I definitely agree that there is theoretical advantage. However, I prefer empirical evidence. This all phenomenon, and I see no reason that this cannot be tested using the scientific method.
It may not be for everyone, but it is out there and working and you don't even know it. GAP is just one that been pushing it with Bartlein barrels, the FN Ballista had a Gain Twist Barrel, and there are others... it's just not a "Marketing" point, it's just there.
Has Bartlein, or anyone else for that matter, done actual scientific studies with gain twist barrels to determine the actual effects of gaining twist vs standard twist?
I'm sure McDonald Douglas has data to support progressive twist in the bushmaster, and I'm also sure that we will never see it.

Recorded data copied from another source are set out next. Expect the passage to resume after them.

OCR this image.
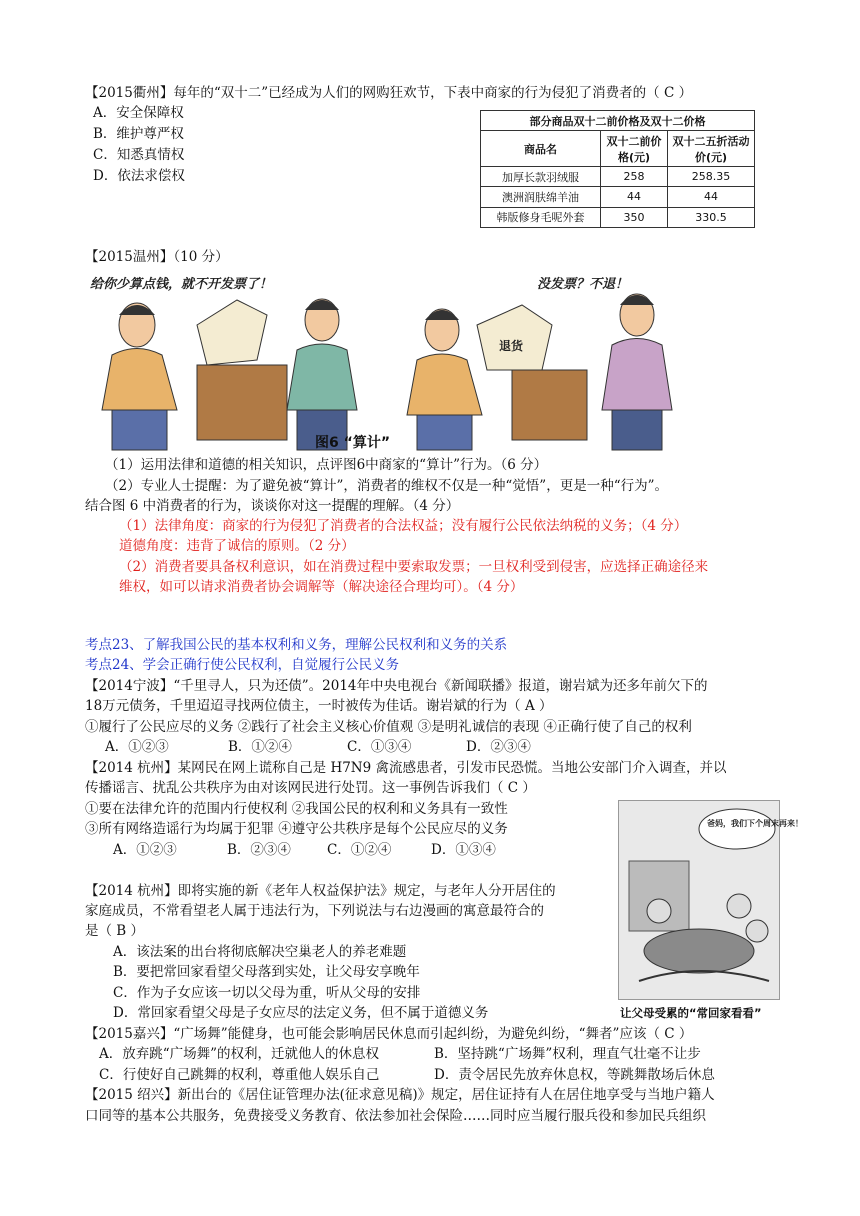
【2015衢州】每年的“双十二”已经成为人们的网购狂欢节，下表中商家的行为侵犯了消费者的（ C ）
A．安全保障权
B．维护尊严权
C．知悉真情权
D．依法求偿权
部分商品双十二前价格及双十二价格		
商品名	双十二前价格(元)	双十二五折活动价(元)
加厚长款羽绒服	258	258.35
澳洲润肤绵羊油	44	44
韩版修身毛呢外套	350	330.5
【2015温州】（10 分）
给你少算点钱，就不开发票了！	没发票？不退！
退货
图6 “算计”
（1）运用法律和道德的相关知识，点评图6中商家的“算计”行为。（6 分）
（2）专业人士提醒：为了避免被“算计”，消费者的维权不仅是一种“觉悟”，更是一种“行为”。
结合图 6 中消费者的行为，谈谈你对这一提醒的理解。（4 分）
（1）法律角度：商家的行为侵犯了消费者的合法权益；没有履行公民依法纳税的义务；（4 分）
道德角度：违背了诚信的原则。（2 分）
（2）消费者要具备权利意识，如在消费过程中要索取发票；一旦权利受到侵害，应选择正确途径来
维权，如可以请求消费者协会调解等（解决途径合理均可）。（4 分）
考点23、了解我国公民的基本权利和义务，理解公民权利和义务的关系
考点24、学会正确行使公民权利，自觉履行公民义务
【2014宁波】“千里寻人，只为还债”。2014年中央电视台《新闻联播》报道，谢岩斌为还多年前欠下的
18万元债务，千里迢迢寻找两位债主，一时被传为佳话。谢岩斌的行为（ A ）
①履行了公民应尽的义务 ②践行了社会主义核心价值观 ③是明礼诚信的表现 ④正确行使了自己的权利
A．①②③	B．①②④	C．①③④	D．②③④
【2014 杭州】某网民在网上谎称自己是 H7N9 禽流感患者，引发市民恐慌。当地公安部门介入调查，并以
传播谣言、扰乱公共秩序为由对该网民进行处罚。这一事例告诉我们（ C ）
①要在法律允许的范围内行使权利 ②我国公民的权利和义务具有一致性
③所有网络造谣行为均属于犯罪 ④遵守公共秩序是每个公民应尽的义务
A．①②③	B．②③④	C．①②④	D．①③④
爸妈，我们下个周末再来！
【2014 杭州】即将实施的新《老年人权益保护法》规定，与老年人分开居住的
家庭成员，不常看望老人属于违法行为，下列说法与右边漫画的寓意最符合的
是（ B ）
A．该法案的出台将彻底解决空巢老人的养老难题
B．要把常回家看望父母落到实处，让父母安享晚年
C．作为子女应该一切以父母为重，听从父母的安排
D．常回家看望父母是子女应尽的法定义务，但不属于道德义务	让父母受累的“常回家看看”
【2015嘉兴】“广场舞”能健身，也可能会影响居民休息而引起纠纷，为避免纠纷，“舞者”应该（ C ）
A．放弃跳“广场舞”的权利，迁就他人的休息权	B．坚持跳“广场舞”权利，理直气壮毫不让步
C．行使好自己跳舞的权利，尊重他人娱乐自己	D．责令居民先放弃休息权，等跳舞散场后休息
【2015 绍兴】新出台的《居住证管理办法(征求意见稿)》规定，居住证持有人在居住地享受与当地户籍人
口同等的基本公共服务，免费接受义务教育、依法参加社会保险……同时应当履行服兵役和参加民兵组织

I had a 260 Rem Improved barrel (Bartlein or Benchmark...can't remember now) with a gain twist. They called it their "T" twist for "transitional." It was something mild, like 9 or 8.5 to 8 twist. Kevin Rayhill suggested I give it a try. It was on my F-class/LV 600 IBS rig a few years ago. Shot very well, but not phenomenally better than any of the other top end barrel manufacturers I've used. Went back to Krieger when I needed a new barrel, because Kevin had 2 of those on hand when I needed one.
I usually get 1900-2200 rounds through the barrel before I have the chamber chopped and re-chambered. Usually can get another 12-1500 rounds before it gives up the ghost for good. 260AI is pretty rough on throats when driven hard and shot rapidly. The gain twist didn't go further (round count), shoot dramatically faster, clean easier, or magically find the X more frequently than any other good barrel I've used. Lija, Shilen, Bartlein, Krieger, Pac-Nor, Benchmark, etc. have all worked for me...never got a truly "bad" barrel yet. Prefer cut rifling, but button rifling has worked just fine for me so far as well.
I wouldn't have a problem buying another gain twist barrel again, but I didn't see enough of a benefit to specifically search for another one either. Granted, the sample size has been extremely small so far. Most of the time I've found there is an accuracy node that is easily achievable with either rifling type, so the claimed velocity advantage is a moot point to me. If there was some empirical evidence showing one was better then the other...we would all be using it.
Frank, I really appreciate your thorough answer. I wasn't directing the question at Bartlein, but your answer is really appreciated.